Rappelons que l’article 544 du code civil dispose que "la propriété est le droit de jouir et disposer des choses de la manière la plus absolue, pourvu qu’on n’en fasse pas un usage prohibé par les loi ou par les règlements". Ce droit est toutefois limité par l’obligation qu’à tout propriétaire de ne causer à la propriété d’autrui aucun dommage excédant les "inconvénients normaux du voisinage".

Tout le débat était donc là et le tribunal de grande instance, puis la Cour d’appel de Nancy dans un arrêt du 29 juin 2015, ont déclaré que la construction avait causé un préjudice suffisamment important pour qu’il soit ordonné sa démolition pure et simple, et ce sous astreinte de 50 euros par jour.

De telle sorte que non seulement la retraitée s’est endettée à hauteur de 150.000 euros pour faire construire son pavillon et qu’elle doit donc rembourser son emprunt, mais il lui faut désormais le détruire et payer en plus 1.500 euros par mois à sa voisine qui entend bien récupérer cette somme qui s’accumule!

Aucun accord n’a pu être trouvé et la Cour de cassation qui a été saisie doit donc se prononcer le 15 mai 2017.

Attention donc : malgré un permis de construire parfaitement valable et n’ayant fait l’objet d'aucun recours, les tribunaux n’hésitent plus à demander la démolition d’ouvrages qui causeraient un dommage considéré comme trop important.

Et c’est parfaitement légal puisque le code de l’urbanisme prévoit seulement dans son article A 424-8 dernier alinéa que le permis est délivré "sous réserve du droit des tiers", mais ne vérifie pas que les autres règlementations de droit privé (vue plongeante, privation de soleil, mauvaises odeurs…) ont bien été respectées. Ainsi, toute personne s’estimant lésée dispose de 5 ans à compter de la construction pour agir.

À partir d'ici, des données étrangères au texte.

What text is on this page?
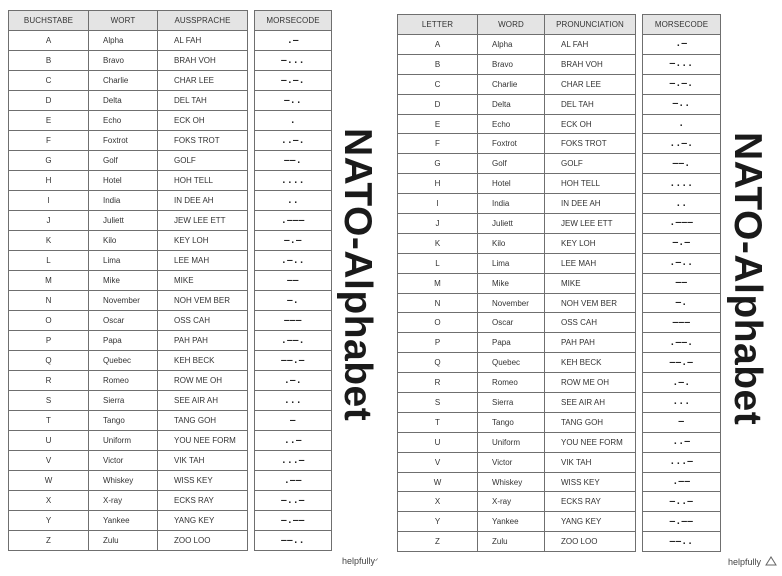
BUCHSTABE	WORT	AUSSPRACHE
A	Alpha	AL FAH
B	Bravo	BRAH VOH
C	Charlie	CHAR LEE
D	Delta	DEL TAH
E	Echo	ECK OH
F	Foxtrot	FOKS TROT
G	Golf	GOLF
H	Hotel	HOH TELL
I	India	IN DEE AH
J	Juliett	JEW LEE ETT
K	Kilo	KEY LOH
L	Lima	LEE MAH
M	Mike	MIKE
N	November	NOH VEM BER
O	Oscar	OSS CAH
P	Papa	PAH PAH
Q	Quebec	KEH BECK
R	Romeo	ROW ME OH
S	Sierra	SEE AIR AH
T	Tango	TANG GOH
U	Uniform	YOU NEE FORM
V	Victor	VIK TAH
W	Whiskey	WISS KEY
X	X-ray	ECKS RAY
Y	Yankee	YANG KEY
Z	Zulu	ZOO LOO
MORSECODE
.–
–...
–.–.
–..
.
..–.
––.
....
..
.–––
–.–
.–..
––
–.
–––
.––.
––.–
.–.
...
–
..–
...–
.––
–..–
–.––
––..
NATO-Alphabet
helpfullyᐟ
LETTER	WORD	PRONUNCIATION
A	Alpha	AL FAH
B	Bravo	BRAH VOH
C	Charlie	CHAR LEE
D	Delta	DEL TAH
E	Echo	ECK OH
F	Foxtrot	FOKS TROT
G	Golf	GOLF
H	Hotel	HOH TELL
I	India	IN DEE AH
J	Juliett	JEW LEE ETT
K	Kilo	KEY LOH
L	Lima	LEE MAH
M	Mike	MIKE
N	November	NOH VEM BER
O	Oscar	OSS CAH
P	Papa	PAH PAH
Q	Quebec	KEH BECK
R	Romeo	ROW ME OH
S	Sierra	SEE AIR AH
T	Tango	TANG GOH
U	Uniform	YOU NEE FORM
V	Victor	VIK TAH
W	Whiskey	WISS KEY
X	X-ray	ECKS RAY
Y	Yankee	YANG KEY
Z	Zulu	ZOO LOO
MORSECODE
.–
–...
–.–.
–..
.
..–.
––.
....
..
.–––
–.–
.–..
––
–.
–––
.––.
––.–
.–.
...
–
..–
...–
.––
–..–
–.––
––..
NATO-Alphabet
helpfully
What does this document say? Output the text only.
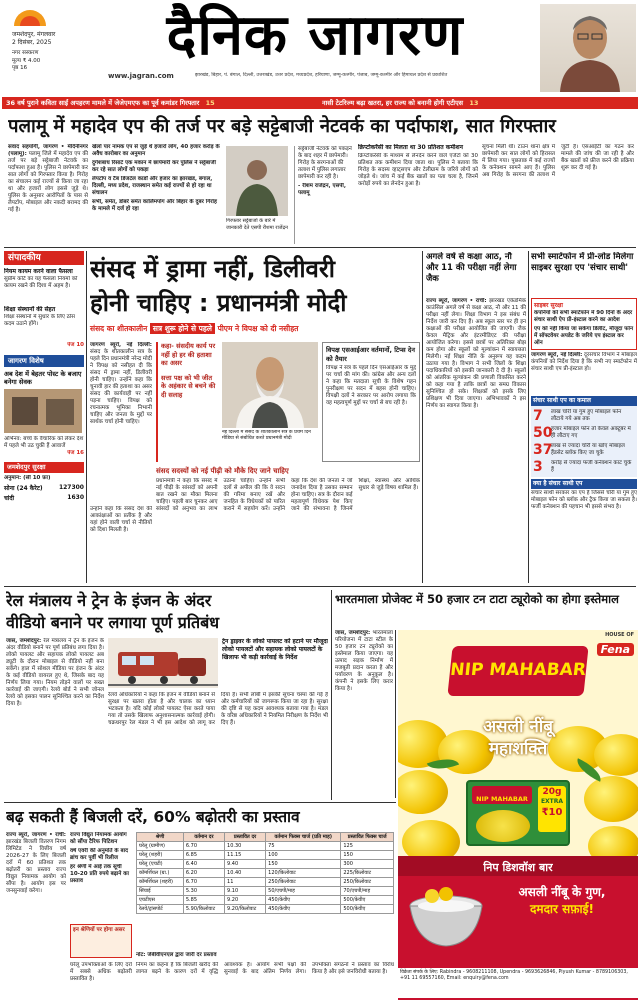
जमशेदपुर, मंगलवार
2 दिसंबर, 2025
नगर संस्करण
मूल्य ₹ 4.00
पृष्ठ 16	दैनिक जागरण
www.jagran.com	झारखंड, बिहार, पं. बंगाल, दिल्ली, उत्तराखंड, उत्तर प्रदेश, मध्यप्रदेश, हरियाणा, जम्मू-कश्मीर, पंजाब, जम्मू-कश्मीर और हिमाचल प्रदेश से प्रकाशित
36 वर्ष पुराने कविता साईं अपहरण मामले में जेजेएमएफ का पूर्व कमांडर गिरफ्तार 15	नासी टेटरिज्म बढ़ा खतरा, हर राज्य को बनानी होगी एटीएस 13
पलामू में महादेव एप की तर्ज पर बड़े सट्टेबाजी नेटवर्क का पर्दाफाश, सात गिरफ्तार
संवाद सहयोगी, जागरण • मेदिनीनगर (पलामू): पलामू जिले में महादेव एप की तर्ज पर बड़े सट्टेबाजी नेटवर्क का पर्दाफाश हुआ है। पुलिस ने छापेमारी कर सात लोगों को गिरफ्तार किया है। गिरोह का संचालन कई राज्यों से किया जा रहा था और हजारों लोग इससे जुड़े थे। पुलिस के अनुसार आरोपितों के पास से लैपटॉप, मोबाइल और नकदी बरामद की गई है।
खेलों पार नामक एप से जुड़े थे हजारों लोग, 40 हजार करोड़ के अवैध कारोबार का अनुमान
दुर्गेशबांध रिसार्ट एक मकान में छापेमारी कर पुलिस ने सट्टेबाजी कर रहे सात लोगों को पकड़ा
लेपटॉप व टैब डिजटेल कार्डों और हजार का झारखंड, बंगाल, दिल्ली, मध्य प्रदेश, राजस्थान समेत कई राज्यों से हो रहा था संचालन
सभी, समेत, डोबरे समेत कालिमपोंग और बिहार के दुबर गिरोह के मामले में दर्ज हो रहा
गिरफ्तार सट्टेबाजों के बारे में जानकारी देते एसपी रीशमा राजेंद्रन
सट्टेबाजी नेटवर्क को पकड़ने के बाद शहर में छापेमारी। गिरोह के सरगनाओं की तलाश में पुलिस लगातार छापेमारी कर रही है।
- रीशम राजेंद्रन, एसपी, पलामू
क्रिप्टोकरेंसी का मिलता था 30 प्रतिशत कमीशन
क्रिप्टोकरेंसी के माध्यम से लेनदेन करने वाले एजेंटों को 30 प्रतिशत तक कमीशन दिया जाता था। पुलिस ने बताया कि गिरोह के सदस्य व्हाट्सएप और टेलीग्राम के जरिये लोगों को जोड़ते थे। जांच में कई बैंक खातों का पता चला है, जिनमें करोड़ों रुपये का लेनदेन हुआ है।
सूचना मिली थी। टाउन थाना क्षेत्र में छापेमारी कर सात लोगों को हिरासत में लिया गया। पूछताछ में कई राज्यों के कनेक्शन सामने आए हैं। पुलिस अब गिरोह के सरगना की तलाश में जुटी है। एसआईटी का गठन कर मामले की जांच की जा रही है और बैंक खातों को फ्रीज करने की प्रक्रिया शुरू कर दी गई है।
संपादकीय
नियम कायम करने वाला फैसला
सुप्रीम कोर्ट का यह फैसला नियमों को कायम रखने की दिशा में अहम है।
शिक्षा संस्थानों की सेहत
शिक्षा संस्थानों में सुधार के लिए ठोस कदम उठाने होंगे।
पेज 10
जागरण विशेष
अब देश में बेहतर पोस्ट के बजाए बनेगा सेवक
अभिनव: बच्चे के वैचारिक को लेकर देश में पहले भी उठ चुकी हैं आवाजें
पेज 16
जमशेदपुर सुरक्षा
अनुमान: (सी 10 फ़ा)
सोना (24 कैरेट)	127300
चांदी	1630
संसद में ड्रामा नहीं, डिलीवरी
होनी चाहिए : प्रधानमंत्री मोदी
संसद का शीतकालीन सत्र शुरू होने से पहले पीएम ने विपक्ष को दी नसीहत
जागरण ब्यूरो, नई दिल्ली: संसद के शीतकालीन सत्र के पहले दिन प्रधानमंत्री नरेन्द्र मोदी ने विपक्ष को नसीहत दी कि संसद में ड्रामा नहीं, डिलीवरी होनी चाहिए। उन्होंने कहा कि चुनावी हार की हताशा का असर संसद की कार्यवाही पर नहीं पड़ना चाहिए। विपक्ष को रचनात्मक भूमिका निभानी चाहिए और जनता के मुद्दों पर सार्थक चर्चा होनी चाहिए।
कहा- संसदीय कार्य पर नहीं हो हर की हताशा का असर
सत्ता पक्ष को भी जीत के अहंकार से बचने की दी सलाह
नई दिल्ली में संसद के शीतकालीन सत्र के प्रथम दिन मीडिया से संबोधित करते प्रधानमंत्री मोदी
विपक्ष एसआईआर वर्तमानों, टिप्स देन को तैयार
विपक्ष ने सत्र के पहले दिन एसआईआर के मुद्दे पर चर्चा की मांग की। कांग्रेस और अन्य दलों ने कहा कि मतदाता सूची के विशेष गहन पुनरीक्षण पर सदन में बहस होनी चाहिए। विपक्षी दलों ने सरकार पर आरोप लगाया कि वह महत्वपूर्ण मुद्दों पर चर्चा से बच रही है।
संसद सदस्यों को नई पीढ़ी को मौके दिए जाने चाहिए
प्रधानमंत्री ने कहा कि संसद में नई पीढ़ी के सांसदों को अपनी बात रखने का मौका मिलना चाहिए। पहली बार चुनकर आए सांसदों को अनुभव का लाभ उठाना चाहिए। उन्होंने सभी दलों से अपील की कि वे सदन की गरिमा बनाए रखें और जनहित के विधेयकों को पारित कराने में सहयोग करें। उन्होंने कहा कि देश की जनता ने जो जनादेश दिया है उसका सम्मान होना चाहिए। सत्र के दौरान कई महत्वपूर्ण विधेयक पेश किए जाने की संभावना है जिनमें शिक्षा, स्वास्थ्य और आर्थिक सुधार से जुड़े विषय शामिल हैं।
उन्होंने कहा कि संसद देश की आकांक्षाओं का प्रतीक है और यहां होने वाली चर्चा से नीतियों को दिशा मिलती है।
अगले वर्ष से कक्षा आठ, नौ और 11 की परीक्षा नहीं लेगा जैक
राज्य ब्यूरो, जागरण • रांची: झारखंड एकेडमिक काउंसिल अगले वर्ष से कक्षा आठ, नौ और 11 की परीक्षा नहीं लेगा। शिक्षा विभाग ने इस संबंध में निर्देश जारी कर दिए हैं। अब स्कूल स्तर पर ही इन कक्षाओं की परीक्षा आयोजित की जाएगी। जैक केवल मैट्रिक और इंटरमीडिएट की परीक्षा आयोजित करेगा। इससे छात्रों पर अतिरिक्त बोझ कम होगा और स्कूलों को मूल्यांकन में स्वायत्तता मिलेगी। नई शिक्षा नीति के अनुरूप यह कदम उठाया गया है। विभाग ने सभी जिलों के शिक्षा पदाधिकारियों को इसकी जानकारी दे दी है। स्कूलों को आंतरिक मूल्यांकन की प्रणाली विकसित करने को कहा गया है ताकि छात्रों का समग्र विकास सुनिश्चित हो सके। शिक्षकों को इसके लिए प्रशिक्षण भी दिया जाएगा। अभिभावकों ने इस निर्णय का स्वागत किया है।
सभी स्मार्टफोन में प्री-लोड मिलेगा साइबर सुरक्षा एप 'संचार साथी'
साइबर सुरक्षा
कंपनियों को सभी स्मार्टफोन में 90 दिनों के अंदर संचार साथी ऐप प्री-इंस्टाल करने का आदेश
एप को नहीं किया जा सकेगा डिलीट, मौजूदा फोन में सॉफ्टवेयर अपडेट के जरिये एप इंस्टाल कर ऑन
जागरण ब्यूरो, नई दिल्ली: दूरसंचार विभाग ने मोबाइल कंपनियों को निर्देश दिया है कि सभी नए स्मार्टफोन में संचार साथी एप प्री-इंस्टाल हो।
संचार साथी एप का कमाल
7	लाख चोरी या गुम हुए मोबाइल फोन लौटाये गये अब तक
50
हजार मोबाइल फोन तो केवल अक्टूबर में ही लौटाए गए
37
लाख से ज्यादा चोरी या खोए मोबाइल हैंडसेट ब्लॉक किए जा चुके
3	करोड़ से ज्यादा फर्जी कनेक्शन काट चुके हैं
क्या है संचार साथी एप
संचार साथी सरकार का एप है जिससे चोरी या गुम हुए मोबाइल फोन को ब्लॉक और ट्रैक किया जा सकता है। फर्जी कनेक्शन की पहचान भी इससे संभव है।
रेल मंत्रालय ने ट्रेन के इंजन के अंदर
वीडियो बनाने पर लगाया पूर्ण प्रतिबंध
जासं, जमशेदपुर: रेल मंत्रालय ने ट्रेन के इंजन के अंदर वीडियो बनाने पर पूर्ण प्रतिबंध लगा दिया है। लोको पायलट और सहायक लोको पायलट अब ड्यूटी के दौरान मोबाइल से वीडियो नहीं बना सकेंगे। हाल में सोशल मीडिया पर इंजन के अंदर के कई वीडियो वायरल हुए थे, जिसके बाद यह निर्णय लिया गया। नियम तोड़ने वालों पर सख्त कार्रवाई की जाएगी। रेलवे बोर्ड ने सभी जोनल रेलवे को इसका पालन सुनिश्चित करने का निर्देश दिया है।
ट्रेन ड्राइवर के लोको पायलट को हटाने पर मौजूदा लोको पायलटों और सहायक लोको पायलटों के खिलाफ भी कड़ी कार्रवाई के निर्देश
रेलवे अधिकारियों ने कहा कि इंजन में वीडियो बनाने से सुरक्षा पर खतरा होता है और चालक का ध्यान भटकता है। यदि कोई लोको पायलट ऐसा करते पाया गया तो उसके खिलाफ अनुशासनात्मक कार्रवाई होगी। चक्रधरपुर रेल मंडल ने भी इस आदेश को लागू कर दिया है। सभी लॉबी में इसकी सूचना चस्पा की गई है और कर्मचारियों को जागरूक किया जा रहा है। सुरक्षा की दृष्टि से यह कदम आवश्यक बताया गया है। मंडल के वरिष्ठ अधिकारियों ने नियमित निरीक्षण के निर्देश भी दिए हैं।
भारतमाला प्रोजेक्ट में 50 हजार टन टाटा ट्यूरोको का होगा इस्तेमाल
जासं, जमशेदपुर: भारतमाला परियोजना में टाटा स्टील के 50 हजार टन ट्यूरोको का इस्तेमाल किया जाएगा। यह उत्पाद सड़क निर्माण में मजबूती प्रदान करता है और पर्यावरण के अनुकूल है। कंपनी ने इसके लिए करार किया है।
HOUSE OF
Fena
NIP MAHABAR
असली नींबू
महाशक्ति
NIP MAHABAR
20g
EXTRA
₹10
निप डिशवॉश बार
असली नींबू के गुण,
दमदार सफ़ाई!
विक्रेता संपर्क के लिए: Rabindra - 9608211108, Upendra - 9693626846, Piyush Kumar - 8789106303, +91 11 69557160, Email: enquiry@fena.com
बढ़ सकती हैं बिजली दरें, 60% बढ़ोतरी का प्रस्ताव
राज्य ब्यूरो, जागरण • रांची: झारखंड बिजली वितरण निगम लिमिटेड ने वित्तीय वर्ष 2026-27 के लिए बिजली दरों में 60 प्रतिशत तक बढ़ोतरी का प्रस्ताव राज्य विद्युत नियामक आयोग को सौंपा है। आयोग इस पर जनसुनवाई करेगा।
राज्य विद्युत नियामक आयोग को सौंपा टैरिफ पिटिशन
वर्ष एवरी की अनुमति के बाद ब्रांच कर पूर्वी भी रिलीज
हर श्रेणी में आई तक सूची 10-20 प्रति रुपये बढ़ाने का प्रस्ताव
इन श्रेणियों पर होगा असर
घरेलू उपभोक्ताओं के लिए दरों में सबसे अधिक बढ़ोतरी प्रस्तावित है।
श्रेणी	वर्तमान दर	प्रस्तावित दर	वर्तमान फिक्स चार्ज (प्रति माह)	प्रस्तावित फिक्स चार्ज
घरेलू (ग्रामीण)	6.70	10.30	75	125
घरेलू (शहरी)	6.85	11.15	100	150
घरेलू (एचटी)	6.40	9.40	150	300
कॉमर्शियल (ग्रा.)	6.20	10.40	120/किलोवाट	225/किलोवाट
कॉमर्शियल (शहरी)	6.70	11	250/किलोवाट	250/किलोवाट
सिंचाई	5.30	9.10	50/एचपी/माह	70/एचपी/माह
एचटीएस	5.85	9.20	450/केवीए	500/केवीए
रेलवे/ट्रांसपोर्ट	5.90/किलोवाट	9.20/किलोवाट	450/केवीए	500/केवीए
नोट: जेबीवीएनएल द्वारा जारी दर प्रस्ताव
निगम का कहना है कि बिजली खरीद की लागत बढ़ने के कारण दरों में वृद्धि आवश्यक है। आयोग सभी पक्षों की सुनवाई के बाद अंतिम निर्णय लेगा। उपभोक्ता संगठनों ने प्रस्ताव का विरोध किया है और इसे जनविरोधी बताया है।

Jusqu’à présent, les troubles anormaux de voisinage se résolvaient plutôt par une indemnisation et des dommages et intérêts pour la victime. Mais il semble qu’aujourd’hui la justice n’hésite plus à exiger la démolition, comme dans un arrêt de la Cour de Riom le 8 juillet 2015 avec une maison construite à Chamalières qui faisait de l’ombre aux voisins et leur gâchait la vue sur les monts du Forez.

Alors, pour aussi incroyable que puisse paraître cette triste histoire, dont nous n’avons pas encore le fin mot, elle n’en est pas moins édifiante et motivée juridiquement, au-delà du drame humain qu’elle engendre.

Elle doit donc tous nous inciter à redoubler de prudence lorsqu’une construction est envisagée qui risque de causer une zone d’ombre chez nos voisins…  et sur nos relations de voisinage!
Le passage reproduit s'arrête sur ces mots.